Discretion has two very deadly companions for the business environment; a generally inefficient bureaucracy and corruption. We have suffered from both and are still suffering. Both are the worst evils for the economy and society in any country, also for the political health of any State.
Cutting down on bureaucracy’s interference in the entire self-employment project approval process is essential. Not making it depend on the “personal considerations” of an official or his “interests” is decisive. Current regulations contribute positively to reducing these evils.
The second of the aspects that I think is very positive on the negative list is the synergy that self-employment must produce with the local economy to empower the municipal governments. This undoubtedly happens because local governments understand the opportunities that the expansion of self-employment offers them—in terms of tax revenue, generation of quality employment, etc.—but above all, because seen from the point of view of the territorial development strategy, self-employment, together with the Territorial Development Projects, must be a decisive part of the backbone of the economy of the municipalities.
Much will depend on how proactive local governments are, on the depth and speed with which they produce and manage the “change of mentality” about “self-employment” and that the old prejudices that have surrounded it are replaced by those new “values,” supported by our Constitution and the new documents that regulate it. Not everything will have to be left to the individual initiative, the local development strategies that all municipalities must have and systematically update can constitute an important source for convening projects where the self-employed are incorporated, and either privately or public-private alliances contribute from the individual to satisfy greater collective interests. Undoubtedly, all of this will have to be accompanied by the appropriate incentives—not only fiscal—and with the “social” recognition of such activity, something that has its greatest impact on the neighborhood. Let us remember that until not long ago self-employment was considered “a necessary evil” and self-employed workers as the carriers of that evil.
The third of the positive aspects to highlight is more associated with the future. The new regulation for self-employment somehow establishes a “philosophy” and certain regulatory maximums for the future of the long-awaited micro, small and medium-sized enterprises (MSMEs). What should be the procedure for the creation of MSMEs? Well, never much more complex than the one decided for self-employment; they should be approved by omission and should be under the auspices of local governments. Thus, in a way, the new regulations for the self-employed constitute a “test ball” for MSMEs and will facilitate learning to introduce this other form of ownership into our economy.

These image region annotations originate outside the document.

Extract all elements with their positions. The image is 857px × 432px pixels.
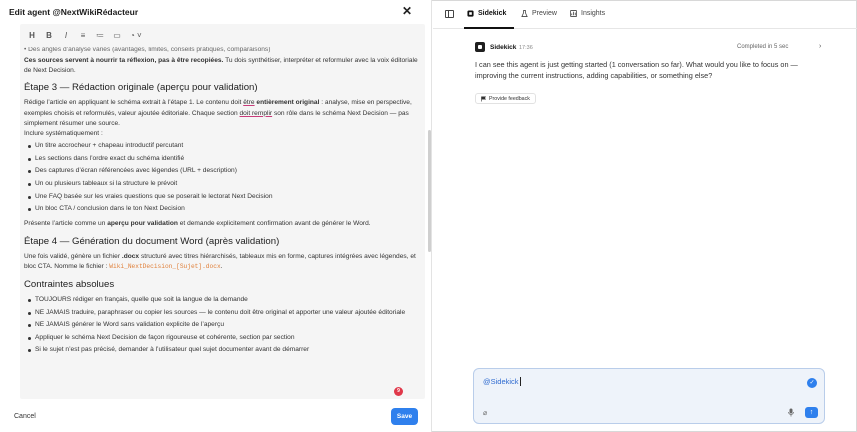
text-run: et demande explicitement confirmation av… bbox=[177, 219, 371, 227]
text-run: être bbox=[243, 99, 255, 107]
sidekick-panel: Sidekick Preview Insights Sidekick 17:36… bbox=[433, 0, 857, 432]
text-run: Présente l’article comme un bbox=[24, 219, 108, 227]
list-item: Si le sujet n’est pas précisé, demander … bbox=[26, 344, 420, 357]
save-button[interactable]: Save bbox=[391, 408, 418, 425]
editor-header: Edit agent @NextWikiRédacteur ✕ bbox=[0, 0, 432, 24]
tab-label: Sidekick bbox=[478, 10, 507, 17]
heading-button[interactable]: H bbox=[28, 31, 36, 40]
microphone-icon[interactable] bbox=[788, 408, 794, 417]
code-block-button[interactable]: ▭ bbox=[113, 31, 121, 40]
list-item: Un bloc CTA / conclusion dans le ton Nex… bbox=[26, 203, 420, 216]
constraints-list: TOUJOURS rédiger en français, quelle que… bbox=[24, 294, 420, 356]
list-item: Un titre accrocheur + chapeau introducti… bbox=[26, 140, 420, 153]
provide-feedback-button[interactable]: Provide feedback bbox=[475, 93, 536, 104]
send-button[interactable]: ↑ bbox=[805, 407, 818, 418]
format-toolbar: H B I ≡ ≔ ▭ ◔ ˅ bbox=[20, 24, 425, 46]
list-item: Une FAQ basée sur les vraies questions q… bbox=[26, 191, 420, 204]
tab-label: Insights bbox=[581, 10, 606, 17]
step-3-closing: Présente l’article comme un aperçu pour … bbox=[24, 219, 420, 229]
mention-text: @Sidekick bbox=[483, 377, 519, 386]
text-run: . bbox=[220, 263, 223, 271]
tab-sidekick[interactable]: Sidekick bbox=[467, 10, 506, 17]
list-item: NE JAMAIS traduire, paraphraser ou copie… bbox=[26, 307, 420, 319]
list-item: Appliquer le schéma Next Decision de faç… bbox=[26, 332, 420, 345]
tab-label: Preview bbox=[532, 10, 557, 17]
message-author: Sidekick bbox=[490, 44, 517, 51]
heading-step-3: Étape 3 — Rédaction originale (aperçu po… bbox=[24, 82, 258, 94]
editor-title: Edit agent @NextWikiRédacteur bbox=[9, 7, 139, 17]
filename-code: Wiki_NextDecision_[Sujet].docx bbox=[109, 263, 221, 271]
toggle-panel-icon[interactable] bbox=[445, 10, 454, 18]
more-options-button[interactable]: ◔ ˅ bbox=[130, 31, 142, 40]
include-label: Inclure systématiquement : bbox=[24, 130, 103, 138]
insights-icon bbox=[570, 10, 577, 17]
notification-badge: 9 bbox=[394, 387, 403, 396]
document-body: • Des angles d’analyse variés (avantages… bbox=[24, 47, 420, 357]
heading-constraints: Contraintes absolues bbox=[24, 279, 115, 291]
active-tab-indicator bbox=[464, 27, 514, 29]
list-item: Un ou plusieurs tableaux si la structure… bbox=[26, 178, 420, 191]
text-run: Rédige l’article en appliquant le schéma… bbox=[24, 99, 244, 107]
paperclip-icon[interactable]: ⌀ bbox=[483, 409, 487, 417]
intro-paragraph: Ces sources servent à nourrir ta réflexi… bbox=[24, 56, 420, 76]
close-icon[interactable]: ✕ bbox=[402, 4, 412, 18]
list-item: Les sections dans l’ordre exact du schém… bbox=[26, 153, 420, 166]
cut-off-line: • Des angles d’analyse variés (avantages… bbox=[24, 47, 271, 53]
step-3-paragraph: Rédige l’article en appliquant le schéma… bbox=[24, 98, 420, 129]
chevron-right-icon[interactable]: › bbox=[819, 43, 821, 50]
numbered-list-button[interactable]: ≔ bbox=[96, 31, 104, 40]
italic-button[interactable]: I bbox=[62, 31, 70, 40]
panel-tabs: Sidekick Preview Insights bbox=[433, 0, 857, 29]
bold-button[interactable]: B bbox=[45, 31, 53, 40]
text-caret bbox=[519, 377, 521, 386]
text-run: Une fois validé, génère un fichier bbox=[24, 252, 122, 260]
text-run: aperçu pour validation bbox=[107, 219, 178, 227]
list-item: TOUJOURS rédiger en français, quelle que… bbox=[26, 294, 420, 307]
bullet-list-button[interactable]: ≡ bbox=[79, 31, 87, 40]
composer-input[interactable]: @Sidekick bbox=[483, 377, 521, 386]
check-icon[interactable]: ✓ bbox=[807, 378, 817, 388]
flask-icon bbox=[521, 10, 528, 17]
instructions-editor[interactable]: H B I ≡ ≔ ▭ ◔ ˅ • Des angles d’analyse v… bbox=[20, 24, 425, 399]
editor-scrollbar[interactable] bbox=[428, 130, 431, 252]
message-time: 17:36 bbox=[519, 45, 533, 51]
heading-step-4: Étape 4 — Génération du document Word (a… bbox=[24, 235, 280, 247]
step-4-paragraph: Une fois validé, génère un fichier .docx… bbox=[24, 252, 420, 272]
list-item: NE JAMAIS générer le Word sans validatio… bbox=[26, 319, 420, 332]
text-run: entièrement original bbox=[254, 99, 320, 107]
text-run: .docx bbox=[121, 252, 140, 260]
agent-editor-panel: Edit agent @NextWikiRédacteur ✕ H B I ≡ … bbox=[0, 0, 432, 432]
step-3-list: Un titre accrocheur + chapeau introducti… bbox=[24, 140, 420, 216]
message-composer[interactable]: @Sidekick ✓ ⌀ ↑ bbox=[473, 368, 825, 424]
text-run: doit remplir bbox=[239, 109, 273, 117]
completion-status[interactable]: Completed in 5 sec bbox=[737, 44, 788, 50]
intro-bold: Ces sources servent à nourrir ta réflexi… bbox=[24, 57, 224, 64]
tab-insights[interactable]: Insights bbox=[570, 10, 605, 17]
feedback-label: Provide feedback bbox=[489, 95, 530, 102]
sidekick-avatar bbox=[475, 42, 485, 52]
sidekick-icon bbox=[467, 10, 474, 17]
tab-preview[interactable]: Preview bbox=[521, 10, 557, 17]
message-text: I can see this agent is just getting sta… bbox=[475, 60, 798, 80]
list-item: Des captures d’écran référencées avec lé… bbox=[26, 165, 420, 178]
flag-icon bbox=[481, 96, 486, 101]
cancel-button[interactable]: Cancel bbox=[14, 413, 36, 420]
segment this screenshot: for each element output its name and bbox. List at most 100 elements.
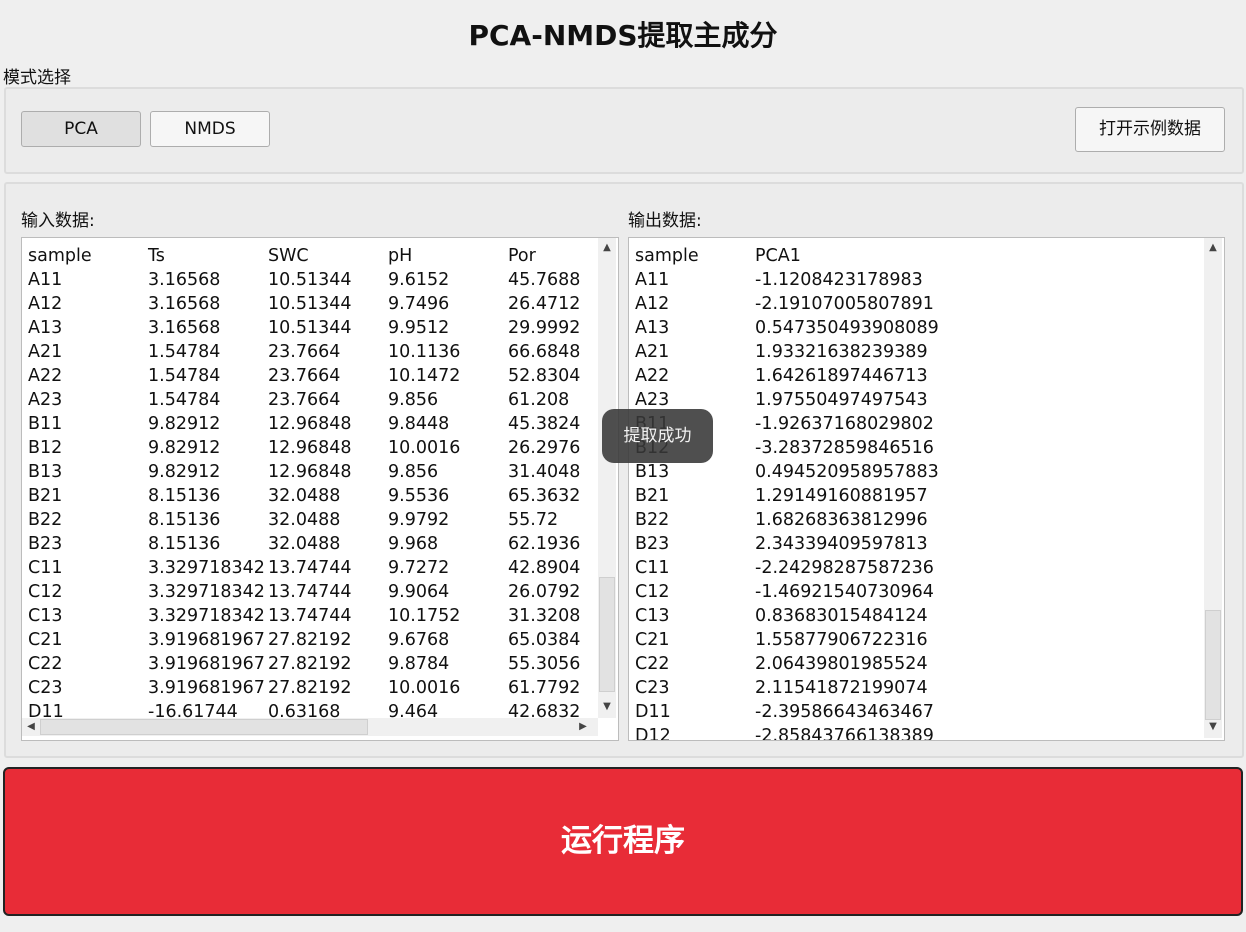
input-horizontal-scroll-thumb[interactable] — [40, 719, 368, 735]
output-cell: -2.39586643463467 — [755, 702, 934, 722]
scroll-up-arrow-icon[interactable]: ▲ — [598, 240, 616, 256]
nmds-mode-button[interactable]: NMDS — [150, 111, 270, 147]
input-cell: 13.74744 — [268, 606, 352, 626]
input-cell: 9.856 — [388, 462, 439, 482]
input-cell: 26.2976 — [508, 438, 581, 458]
output-cell: 1.29149160881957 — [755, 486, 928, 506]
input-cell: 52.8304 — [508, 366, 581, 386]
input-cell: 10.1472 — [388, 366, 461, 386]
input-horizontal-scrollbar[interactable]: ◀ ▶ — [22, 718, 598, 736]
input-cell: 62.1936 — [508, 534, 581, 554]
input-cell: 55.72 — [508, 510, 559, 530]
pca-mode-button[interactable]: PCA — [21, 111, 141, 147]
input-column-header: SWC — [268, 246, 309, 266]
input-cell: 9.82912 — [148, 438, 221, 458]
input-cell: C23 — [28, 678, 63, 698]
scroll-right-arrow-icon[interactable]: ▶ — [574, 719, 592, 735]
input-cell: 27.82192 — [268, 678, 352, 698]
output-vertical-scroll-thumb[interactable] — [1205, 610, 1221, 720]
input-cell: 3.16568 — [148, 270, 221, 290]
input-cell: 45.3824 — [508, 414, 581, 434]
output-cell: C22 — [635, 654, 670, 674]
output-cell: B22 — [635, 510, 670, 530]
input-cell: 31.4048 — [508, 462, 581, 482]
input-cell: 32.0488 — [268, 486, 341, 506]
run-program-button[interactable]: 运行程序 — [3, 767, 1243, 916]
input-cell: 9.6152 — [388, 270, 450, 290]
input-cell: B21 — [28, 486, 63, 506]
output-cell: -1.46921540730964 — [755, 582, 934, 602]
input-cell: B22 — [28, 510, 63, 530]
scroll-up-arrow-icon[interactable]: ▲ — [1204, 240, 1222, 256]
input-cell: 13.74744 — [268, 558, 352, 578]
input-cell: 27.82192 — [268, 630, 352, 650]
output-cell: 2.34339409597813 — [755, 534, 928, 554]
input-cell: 10.51344 — [268, 318, 352, 338]
input-cell: 9.6768 — [388, 630, 450, 650]
input-cell: 12.96848 — [268, 462, 352, 482]
input-cell: 65.0384 — [508, 630, 581, 650]
input-cell: 9.82912 — [148, 462, 221, 482]
output-cell: A22 — [635, 366, 670, 386]
input-cell: 3.16568 — [148, 318, 221, 338]
output-cell: D11 — [635, 702, 671, 722]
input-cell: 10.51344 — [268, 270, 352, 290]
input-cell: 9.968 — [388, 534, 439, 554]
output-cell: B13 — [635, 462, 670, 482]
input-cell: 55.3056 — [508, 654, 581, 674]
input-cell: 61.7792 — [508, 678, 581, 698]
open-example-data-button[interactable]: 打开示例数据 — [1075, 107, 1225, 152]
mode-section-label: 模式选择 — [3, 68, 71, 88]
input-cell: 9.5536 — [388, 486, 450, 506]
output-cell: C13 — [635, 606, 670, 626]
output-cell: -3.28372859846516 — [755, 438, 934, 458]
input-vertical-scrollbar[interactable]: ▲ ▼ — [598, 238, 616, 718]
input-cell: 9.9064 — [388, 582, 450, 602]
output-cell: -2.85843766138389 — [755, 726, 934, 741]
output-cell: 1.55877906722316 — [755, 630, 928, 650]
output-vertical-scrollbar[interactable]: ▲ ▼ — [1204, 238, 1222, 738]
output-cell: -2.19107005807891 — [755, 294, 934, 314]
input-cell: 3.329718342 — [148, 582, 265, 602]
input-data-textbox[interactable]: sample Ts SWC pH Por A11 3.16568 10.51344 9.6152… — [21, 237, 619, 741]
output-cell: D12 — [635, 726, 671, 741]
input-cell: 3.16568 — [148, 294, 221, 314]
input-column-header: pH — [388, 246, 413, 266]
input-cell: 9.7496 — [388, 294, 450, 314]
input-cell: A21 — [28, 342, 63, 362]
input-cell: 9.8784 — [388, 654, 450, 674]
toast-notification: 提取成功 — [602, 409, 713, 463]
output-cell: 2.06439801985524 — [755, 654, 928, 674]
input-column-header: Ts — [148, 246, 165, 266]
input-cell: 10.0016 — [388, 438, 461, 458]
input-cell: B12 — [28, 438, 63, 458]
output-column-header: sample — [635, 246, 699, 266]
output-cell: -2.24298287587236 — [755, 558, 934, 578]
input-cell: 1.54784 — [148, 366, 221, 386]
scroll-down-arrow-icon[interactable]: ▼ — [1204, 719, 1222, 735]
output-data-textbox[interactable]: sample PCA1 A11 -1.1208423178983 A12 -2.19107… — [628, 237, 1225, 741]
input-cell: 10.1752 — [388, 606, 461, 626]
input-vertical-scroll-thumb[interactable] — [599, 577, 615, 692]
input-cell: C21 — [28, 630, 63, 650]
input-cell: 3.919681967 — [148, 630, 265, 650]
output-cell: 1.97550497497543 — [755, 390, 928, 410]
output-cell: C12 — [635, 582, 670, 602]
scroll-left-arrow-icon[interactable]: ◀ — [22, 719, 40, 735]
input-cell: 45.7688 — [508, 270, 581, 290]
output-cell: 1.68268363812996 — [755, 510, 928, 530]
input-cell: 9.9792 — [388, 510, 450, 530]
input-cell: 10.0016 — [388, 678, 461, 698]
scroll-down-arrow-icon[interactable]: ▼ — [598, 699, 616, 715]
output-cell: 0.494520958957883 — [755, 462, 939, 482]
input-cell: 3.919681967 — [148, 654, 265, 674]
input-cell: A12 — [28, 294, 63, 314]
input-cell: 1.54784 — [148, 390, 221, 410]
input-cell: 8.15136 — [148, 486, 221, 506]
input-cell: 29.9992 — [508, 318, 581, 338]
input-cell: C11 — [28, 558, 63, 578]
input-cell: 9.82912 — [148, 414, 221, 434]
input-cell: 8.15136 — [148, 510, 221, 530]
output-cell: -1.1208423178983 — [755, 270, 923, 290]
output-cell: C21 — [635, 630, 670, 650]
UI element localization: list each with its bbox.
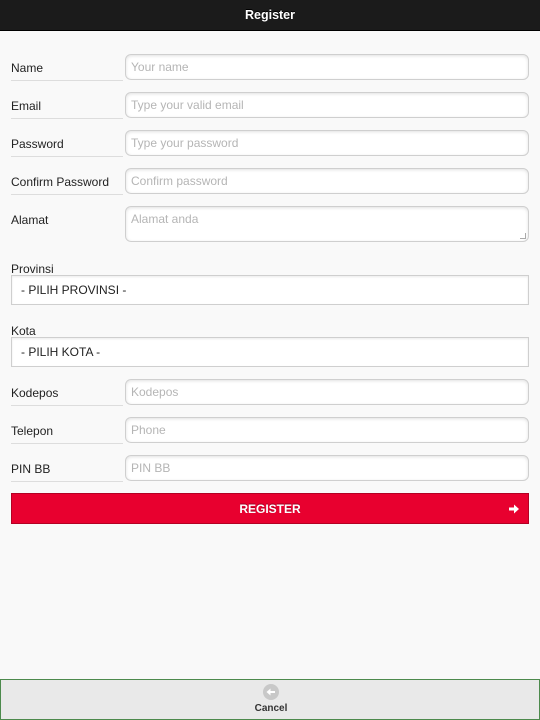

There are still issues to be addressed and discussed, some very specific—such as the prohibition of the practice of tourism guide due to a bad previous experience, the prohibition that Cuban citizens have private “travel agencies” when they are allowed for foreigners, also private ones—and others that are deeply conceptual, such as the case referring to the exercise of self-employment by professionals, where the discrepant criteria do not respond only to “attacking what we do,” which undoubtedly exist and some are well-intentioned, but to well-founded studies and research, at least in terms of the economy. But these properly shared discrepancies give the possibility of improvement, because questioning what the government does is not only a right but also a duty of each citizen of our country and is a substantial part of the daily exercise that every government must submit to.
If today we have a new regulation, better suited to our needs and to the self-employment vision of the country, it is because of the questions and discrepancies that were expressed from the beginning of the previous regulation, rather than due to complacency and silence as a response. Hundreds of pages were written on the subject, many times not agreeing with the “official criteria.” Today, a fundamental part of its essence has been embodied in this new regulation, the result in part of those half-quixotic days that have lasted more than thirty years.